In the future, our work can be potentially applied to real-world images like GQA [26] and VQA-v2 [19] datasets, by explicitly modeling the relationship among visual concepts. However, there are still unsolved challenges for real-world images. Specifically, compared with synthetic images in CLEVR, real-world images have a much larger vocabulary of visual concepts. For example, as shown in [1], there are over 2,000 visual concepts in MSCOCO images. Usually, these concepts are automatically mined from image captions and scene graphs. Thus some of them are highly correlated like “huge” and “large”, and some of them are very subjective like “busy” and “calm”. Such a large and noisy vocabulary of visual concepts is challenging for the mIRT model since current visual concepts are assumed to be independent. It also requires a much longer time to converge when maximizing the ELBO to fit the mIRT model with more concepts. A potential solution is to consider the hierarchical structure of visual concept space and correlations among the concepts and incorporate commonsense knowledge to handle subjective concepts.
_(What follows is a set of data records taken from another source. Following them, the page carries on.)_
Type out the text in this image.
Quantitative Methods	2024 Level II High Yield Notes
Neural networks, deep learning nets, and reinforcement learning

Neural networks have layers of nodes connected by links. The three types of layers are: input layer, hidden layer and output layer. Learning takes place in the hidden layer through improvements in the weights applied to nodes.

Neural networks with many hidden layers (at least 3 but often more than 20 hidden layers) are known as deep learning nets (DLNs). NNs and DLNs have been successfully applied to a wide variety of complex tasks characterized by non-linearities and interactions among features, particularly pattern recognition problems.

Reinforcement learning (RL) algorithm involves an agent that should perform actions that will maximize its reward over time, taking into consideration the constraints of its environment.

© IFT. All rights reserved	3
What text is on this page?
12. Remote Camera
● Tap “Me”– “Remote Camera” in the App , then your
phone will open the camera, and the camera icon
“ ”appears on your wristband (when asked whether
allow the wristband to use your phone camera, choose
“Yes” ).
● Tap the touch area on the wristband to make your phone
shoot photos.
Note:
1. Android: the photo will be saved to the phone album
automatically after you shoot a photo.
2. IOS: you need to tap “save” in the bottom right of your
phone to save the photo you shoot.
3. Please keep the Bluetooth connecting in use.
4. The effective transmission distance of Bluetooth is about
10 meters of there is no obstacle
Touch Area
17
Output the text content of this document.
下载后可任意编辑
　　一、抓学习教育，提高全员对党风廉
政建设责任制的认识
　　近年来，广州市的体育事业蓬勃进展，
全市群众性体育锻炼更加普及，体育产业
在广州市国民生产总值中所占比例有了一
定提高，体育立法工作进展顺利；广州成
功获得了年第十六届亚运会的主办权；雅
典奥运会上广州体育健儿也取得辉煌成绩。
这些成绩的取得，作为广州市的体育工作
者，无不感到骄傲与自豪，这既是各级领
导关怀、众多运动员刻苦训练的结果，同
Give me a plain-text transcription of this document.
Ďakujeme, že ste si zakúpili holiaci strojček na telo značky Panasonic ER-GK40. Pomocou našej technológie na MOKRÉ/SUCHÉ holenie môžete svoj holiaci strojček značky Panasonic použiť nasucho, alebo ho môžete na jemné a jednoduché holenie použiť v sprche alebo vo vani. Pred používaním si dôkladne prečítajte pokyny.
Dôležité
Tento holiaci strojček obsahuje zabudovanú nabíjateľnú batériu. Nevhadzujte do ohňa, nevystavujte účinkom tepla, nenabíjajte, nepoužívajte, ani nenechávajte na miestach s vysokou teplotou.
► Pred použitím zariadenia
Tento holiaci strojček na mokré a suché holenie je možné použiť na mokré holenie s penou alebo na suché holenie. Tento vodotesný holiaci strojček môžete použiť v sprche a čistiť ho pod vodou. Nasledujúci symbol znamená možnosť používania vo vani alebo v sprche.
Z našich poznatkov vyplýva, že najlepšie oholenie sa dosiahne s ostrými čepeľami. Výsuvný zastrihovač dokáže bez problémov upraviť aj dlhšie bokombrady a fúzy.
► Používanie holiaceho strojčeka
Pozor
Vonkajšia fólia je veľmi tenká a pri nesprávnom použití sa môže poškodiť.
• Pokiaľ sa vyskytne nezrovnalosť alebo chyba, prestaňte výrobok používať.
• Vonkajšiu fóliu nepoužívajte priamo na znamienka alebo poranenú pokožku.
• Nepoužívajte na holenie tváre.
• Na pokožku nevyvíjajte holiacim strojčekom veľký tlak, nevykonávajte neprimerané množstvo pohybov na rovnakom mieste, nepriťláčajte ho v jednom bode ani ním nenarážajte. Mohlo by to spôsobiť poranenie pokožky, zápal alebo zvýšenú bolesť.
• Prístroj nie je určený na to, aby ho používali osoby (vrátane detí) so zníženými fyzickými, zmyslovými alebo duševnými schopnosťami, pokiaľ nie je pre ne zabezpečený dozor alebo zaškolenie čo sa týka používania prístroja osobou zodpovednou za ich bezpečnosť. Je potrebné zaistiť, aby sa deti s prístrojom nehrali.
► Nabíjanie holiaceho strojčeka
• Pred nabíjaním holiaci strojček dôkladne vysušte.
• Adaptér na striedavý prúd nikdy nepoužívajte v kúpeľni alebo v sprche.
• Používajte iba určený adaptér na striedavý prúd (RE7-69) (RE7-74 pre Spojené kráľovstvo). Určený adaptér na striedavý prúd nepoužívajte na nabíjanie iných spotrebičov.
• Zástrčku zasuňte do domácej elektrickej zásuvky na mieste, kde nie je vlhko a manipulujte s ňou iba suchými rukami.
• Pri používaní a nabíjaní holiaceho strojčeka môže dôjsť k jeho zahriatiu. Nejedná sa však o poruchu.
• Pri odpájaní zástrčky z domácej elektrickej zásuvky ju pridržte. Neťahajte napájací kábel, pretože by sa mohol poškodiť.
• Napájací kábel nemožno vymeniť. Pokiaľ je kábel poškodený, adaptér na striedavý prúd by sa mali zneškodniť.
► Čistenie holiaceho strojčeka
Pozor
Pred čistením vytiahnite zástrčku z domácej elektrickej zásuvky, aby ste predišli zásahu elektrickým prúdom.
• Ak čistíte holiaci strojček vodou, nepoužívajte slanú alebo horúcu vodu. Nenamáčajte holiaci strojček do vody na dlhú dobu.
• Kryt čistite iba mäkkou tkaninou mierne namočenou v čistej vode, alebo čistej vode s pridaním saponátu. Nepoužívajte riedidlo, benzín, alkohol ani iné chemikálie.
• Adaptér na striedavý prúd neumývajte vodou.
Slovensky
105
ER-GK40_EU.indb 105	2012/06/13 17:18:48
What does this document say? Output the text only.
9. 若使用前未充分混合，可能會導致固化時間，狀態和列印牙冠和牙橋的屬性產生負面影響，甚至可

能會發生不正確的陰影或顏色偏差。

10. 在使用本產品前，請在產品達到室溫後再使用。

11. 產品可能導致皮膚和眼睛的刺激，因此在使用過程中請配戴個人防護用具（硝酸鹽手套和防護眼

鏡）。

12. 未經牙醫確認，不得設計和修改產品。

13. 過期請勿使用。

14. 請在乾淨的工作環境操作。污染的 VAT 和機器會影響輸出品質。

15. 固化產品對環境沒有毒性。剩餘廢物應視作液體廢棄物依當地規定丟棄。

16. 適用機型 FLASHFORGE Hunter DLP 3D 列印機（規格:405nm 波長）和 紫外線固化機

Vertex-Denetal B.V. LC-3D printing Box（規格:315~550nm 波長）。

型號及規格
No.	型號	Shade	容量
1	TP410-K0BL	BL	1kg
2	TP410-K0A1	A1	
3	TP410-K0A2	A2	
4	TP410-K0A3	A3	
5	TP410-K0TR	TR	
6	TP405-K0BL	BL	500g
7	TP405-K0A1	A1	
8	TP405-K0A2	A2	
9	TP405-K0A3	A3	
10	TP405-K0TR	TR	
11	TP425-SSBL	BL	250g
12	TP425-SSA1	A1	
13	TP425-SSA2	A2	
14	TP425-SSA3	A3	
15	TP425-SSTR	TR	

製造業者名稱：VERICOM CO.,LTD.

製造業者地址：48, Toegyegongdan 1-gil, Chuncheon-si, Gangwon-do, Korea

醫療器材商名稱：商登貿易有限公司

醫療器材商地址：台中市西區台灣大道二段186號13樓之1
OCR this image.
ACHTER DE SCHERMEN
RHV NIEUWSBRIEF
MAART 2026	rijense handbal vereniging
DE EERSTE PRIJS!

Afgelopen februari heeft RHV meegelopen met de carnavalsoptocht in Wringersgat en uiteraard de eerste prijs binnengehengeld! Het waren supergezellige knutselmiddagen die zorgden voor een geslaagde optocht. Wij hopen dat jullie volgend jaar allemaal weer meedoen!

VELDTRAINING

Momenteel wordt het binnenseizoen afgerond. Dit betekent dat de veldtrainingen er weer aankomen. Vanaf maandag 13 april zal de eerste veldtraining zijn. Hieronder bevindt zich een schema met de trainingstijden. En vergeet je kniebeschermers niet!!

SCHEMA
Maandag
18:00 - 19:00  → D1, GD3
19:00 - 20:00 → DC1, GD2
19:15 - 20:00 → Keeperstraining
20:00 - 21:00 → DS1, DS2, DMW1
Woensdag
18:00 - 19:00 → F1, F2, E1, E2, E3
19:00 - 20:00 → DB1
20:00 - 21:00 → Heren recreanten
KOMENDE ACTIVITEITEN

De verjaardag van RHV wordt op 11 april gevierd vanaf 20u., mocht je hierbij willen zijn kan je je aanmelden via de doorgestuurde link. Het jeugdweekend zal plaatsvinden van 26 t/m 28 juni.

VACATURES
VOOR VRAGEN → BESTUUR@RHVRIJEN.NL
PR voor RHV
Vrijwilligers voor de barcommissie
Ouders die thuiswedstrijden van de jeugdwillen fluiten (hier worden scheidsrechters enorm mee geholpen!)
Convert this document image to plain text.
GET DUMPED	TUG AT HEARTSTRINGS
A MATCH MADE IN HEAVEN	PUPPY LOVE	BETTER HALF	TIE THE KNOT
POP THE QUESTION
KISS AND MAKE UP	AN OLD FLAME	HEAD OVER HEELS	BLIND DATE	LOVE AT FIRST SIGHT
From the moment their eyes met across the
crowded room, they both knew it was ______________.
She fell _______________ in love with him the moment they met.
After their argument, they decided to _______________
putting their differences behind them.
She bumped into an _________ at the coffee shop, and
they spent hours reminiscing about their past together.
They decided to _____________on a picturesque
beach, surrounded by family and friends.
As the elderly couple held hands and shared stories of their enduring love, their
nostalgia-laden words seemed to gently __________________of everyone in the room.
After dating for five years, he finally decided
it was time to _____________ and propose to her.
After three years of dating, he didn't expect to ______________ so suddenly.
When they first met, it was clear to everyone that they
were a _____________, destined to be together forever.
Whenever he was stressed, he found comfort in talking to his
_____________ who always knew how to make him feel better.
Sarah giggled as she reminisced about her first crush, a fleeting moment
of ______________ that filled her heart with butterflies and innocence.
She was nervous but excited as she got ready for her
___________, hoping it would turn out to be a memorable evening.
More importantly, the competence-aware curriculum can be adapted to other domains that possess compositional structures such as natural language processing. Specifically, in neural machine translation task [54, 4], mIRT can be used to model the difficulty and competence of translating different words/phrases and build a curriculum to increase learning speed and data efficiency. mIRT can also be used in the task of semantic parsing [12, 36, 37] that transforms natural language sentences (e.g., instructions or queries) into logic forms (e.g., lambda-calculus or SQL). The difficulty and competence of different logic predicates can also be estimated by the mIRT model.

Acknowledgements.

We thank Yixin Chen from UCLA for helpful discussions. This work reported herein is supported by ARO W911NF1810296, DARPA XAI N66001-17-2-4029, and ONR MURI N00014-16-1-2007.